A peek at the stat counter showed a hit for this post—someone was looking for Miss Rumphius—and I was interested to see that that post about the arrival of San Diego County’s beautiful grape-soda lupines is dated March 24. Here it is only Feb. 21 and we’re already seeing the lupines around town. Which reminds me: Rilla doesn’t know Miss Rumphius yet. (Shocking!) Must remedy that.

lupine

Beside the usual flurry of searches for the order of the Little House books and how to teach a toddler to blow her nose, there have been, in the past 24 hours, twelve queries having to do with Lark Rise to Candleford—most of them wondering, as I did, what happened to Nan. This tally is about typical.

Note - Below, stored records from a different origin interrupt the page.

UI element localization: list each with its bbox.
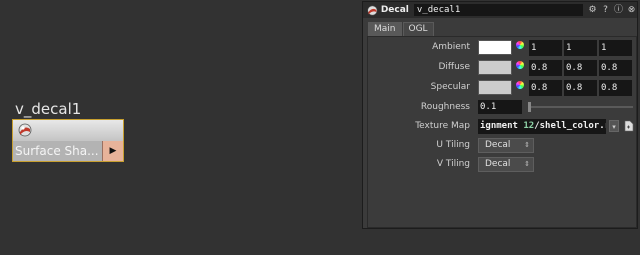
close-icon[interactable]: ⊗ [626,5,637,16]
tab-bar: Main OGL [368,22,435,37]
texture-map-label: Texture Map [415,121,470,131]
node-output-connector[interactable]: ▶ [102,141,123,161]
specular-row: Specular 0.8 0.8 0.8 [368,80,636,96]
main-tab-content: Ambient 1 1 1 Diffuse 0.8 0.8 0.8 Specul… [367,36,637,228]
node-type-label: Surface Sha... [15,144,99,158]
diffuse-color-swatch[interactable] [478,60,512,75]
parameter-panel: Decal v_decal1 ⚙ ? ⓘ ⊗ Main OGL Ambient … [362,1,638,229]
info-icon[interactable]: ⓘ [613,5,624,16]
ambient-r-field[interactable]: 1 [529,40,562,56]
specular-g-field[interactable]: 0.8 [564,80,597,96]
ambient-b-field[interactable]: 1 [599,40,632,56]
tab-main[interactable]: Main [368,22,402,37]
texture-map-row: Texture Map ignment 12/shell_color.rat ▾ [368,119,636,135]
roughness-slider-track[interactable] [531,106,633,108]
node-body: Surface Sha... ▶ [13,141,123,161]
node-name-label: v_decal1 [15,100,82,118]
specular-b-field[interactable]: 0.8 [599,80,632,96]
chevron-updown-icon: ⇕ [524,160,530,168]
color-wheel-icon[interactable] [516,61,524,69]
v-tiling-row: V Tiling Decal ⇕ [368,157,636,173]
diffuse-g-field[interactable]: 0.8 [564,60,597,76]
shader-type-icon [367,4,378,16]
roughness-slider-handle[interactable] [528,102,531,112]
diffuse-label: Diffuse [438,62,470,72]
v-tiling-select[interactable]: Decal ⇕ [478,157,534,172]
u-tiling-row: U Tiling Decal ⇕ [368,138,636,154]
texture-map-field[interactable]: ignment 12/shell_color.rat [478,119,606,134]
texture-path-suffix: /shell_color.rat [534,121,606,131]
color-wheel-icon[interactable] [516,81,524,89]
u-tiling-value: Decal [485,140,511,150]
ambient-g-field[interactable]: 1 [564,40,597,56]
shader-sphere-icon [18,123,32,137]
u-tiling-label: U Tiling [436,140,470,150]
specular-label: Specular [430,82,470,92]
ambient-label: Ambient [432,42,470,52]
help-icon[interactable]: ? [600,5,611,16]
texture-path-highlight: 12 [523,121,535,131]
color-wheel-icon[interactable] [516,41,524,49]
v-tiling-label: V Tiling [436,159,470,169]
texture-path-prefix: ignment [480,121,524,131]
tab-ogl[interactable]: OGL [402,22,434,37]
ambient-row: Ambient 1 1 1 [368,40,636,56]
ambient-color-swatch[interactable] [478,40,512,55]
node-type-name: Decal [380,5,409,15]
diffuse-r-field[interactable]: 0.8 [529,60,562,76]
v-tiling-value: Decal [485,159,511,169]
texture-dropdown-icon[interactable]: ▾ [609,120,619,132]
diffuse-row: Diffuse 0.8 0.8 0.8 [368,60,636,76]
shader-node[interactable]: Surface Sha... ▶ [12,119,124,162]
node-header[interactable] [13,120,123,141]
roughness-field[interactable]: 0.1 [478,100,522,114]
panel-header: Decal v_decal1 ⚙ ? ⓘ ⊗ [363,2,637,18]
specular-color-swatch[interactable] [478,80,512,95]
roughness-label: Roughness [420,102,470,112]
u-tiling-select[interactable]: Decal ⇕ [478,138,534,153]
node-name-field[interactable]: v_decal1 [413,4,583,16]
roughness-row: Roughness 0.1 [368,100,636,116]
diffuse-b-field[interactable]: 0.8 [599,60,632,76]
file-chooser-icon[interactable] [624,120,634,132]
gear-icon[interactable]: ⚙ [587,5,598,16]
specular-r-field[interactable]: 0.8 [529,80,562,96]
chevron-updown-icon: ⇕ [524,141,530,149]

After my own name, my books, and Little House-related searches, the most common search topics in my stats are Lark Rise (and lately, Downton Abbey) and, interestingly, Vivian Vande Velde’s Stolen, an extremely gripping and mysterious middle-grade novel that, as far as I can tell, is showing up in the homework of a horde of sixth-graders across the nation. They’re all looking for plot summary of and I hope that after the frantic homework googling is done they’ll actually pick up the book and read it, because it’s well worth their time. Not homeworky at all, if you know what I mean, O Ye 6th-graders of America.

Scott just read the draft of this post and said, “But what about the one you read me this morning? You have to include that.” And so, dear person who searching for the answer to the timeless question, “Can I put the current weather as my Facebook status,” I’m sorry you didn’t find the answer on this blog. Okay, I’m not that sorry. (But I can tell you from experience, if you live in a climate that allows unexpected tomatoes to appear in the neglected back corner of your garden in January, your snowbound East Coast friends will not appreciate your crowing about it. I’m just saying.)